Comment Altran veut réorganiser l’activité de ses 2 000 salariés toulousains
Faire face à la baisse - de l’ordre de 40 % - des missions confiées aux consultants de sa division spécialisée dans l’aéronautique et l’industrie. C'est l'objectif affiché par le groupe d'ingénierie et services industriels Altran (CA 2018 : 2,9 Md€, 57 000 salariés), qui étudie une réorganisation de l’activité des 2 000 salariés de son site de Blagnac. « Fin juillet, la direction d’Altran a informé les représentants du personnel du déploiement, dès octobre 2020, d’un nouveau centre d’ingénierie mondial baptisé Toulouse Engineering Centre (TEC). Ce projet de réorganisation des activités d’Altran Sud-Ouest* concerne uniquement les salariés de l’unité de Blagnac. Il s’appuie sur la création d’une nouvelle entité juridique spécifique, la société Altran Participations 2, et le transfert des activités aéronautiques et industrielles basées à Blagnac au sein de cette structure », précise un délégué syndical du groupe à La Lettre M. La direction d’Altran affirme pour sa part aux salariés qu’avec la création du Toulouse Engineering Centre, elle souhaite « effectuer un virage ambitieux vers la sortie de crise pour préserver l’emploi et les compétences du bassin toulousain ». Les représentants évoquent pour leur part un véritable « chantage à l’emploi ».
Baisse des salaires
« Les négociations avec la direction se déroulent au niveau national et non pas au niveau local. Or en basculant vers la nouvelle entité juridique, les salariés vont devoir accepter la remise en cause des accords d'entreprise et des contrats de travail, y compris sur le temps de travail et les salaires. Ces derniers devraient être amputés de près de 12 %. Et au cas où les négociations n’aboutiraient pas, les dirigeants brandissent la menace d’un PSE (plan de sauvegarde de l’emploi, NDLR). Les salariés qui refuseraient l’application de ces accords APLD et APC (activité partielle longue durée et accord de performance collective, NDLR), pour leurs propres comptes, seraient licenciables économiques dans les conditions actuelles de leurs rémunérations, déplore un autre représentant du personnel. Car si la direction assure que la baisse des coûts journaliers - du fait de la signature des deux accords pré-cités - des consultants concernés rendrait l’offre du TEC concurrentielle, nous craignons que les risques d’une telle opération ne pèsent que sur les salariés. » De son côté, Altran table sur un retour à l’équilibre de ses activités aéronautiques et industrielles d’ici à trois ans grâce à cette réorganisation.

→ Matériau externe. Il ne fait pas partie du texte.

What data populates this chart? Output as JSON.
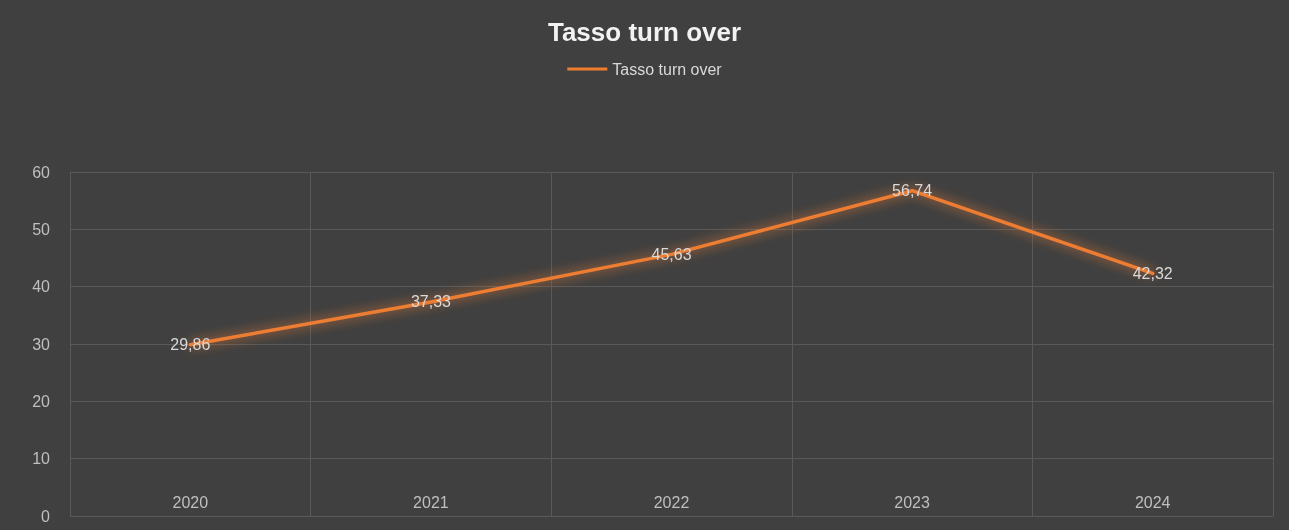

Le cas d’Altran est loin d’être isolé. Dans un territoire largement porté par sa filière aéronautique, la crise actuelle a des effets indirects très importants sur le secteur de l’ingénierie. « Nous constatons des baisses d’activités pouvant parfois aller jusqu’à 50 %, explique Philippe Frey, délégué régional Occitanie de Syntec Ingénierie. C’est particulièrement le cas d’entreprises positionnées sur le marché aéronautique, mais aussi dans l’automobile et le numérique. »
*Altran Sud-Ouest regroupe les salariés du groupe basés à Blagnac (31), Mérignac (33) et Pau (64), soit 2 750 personnes.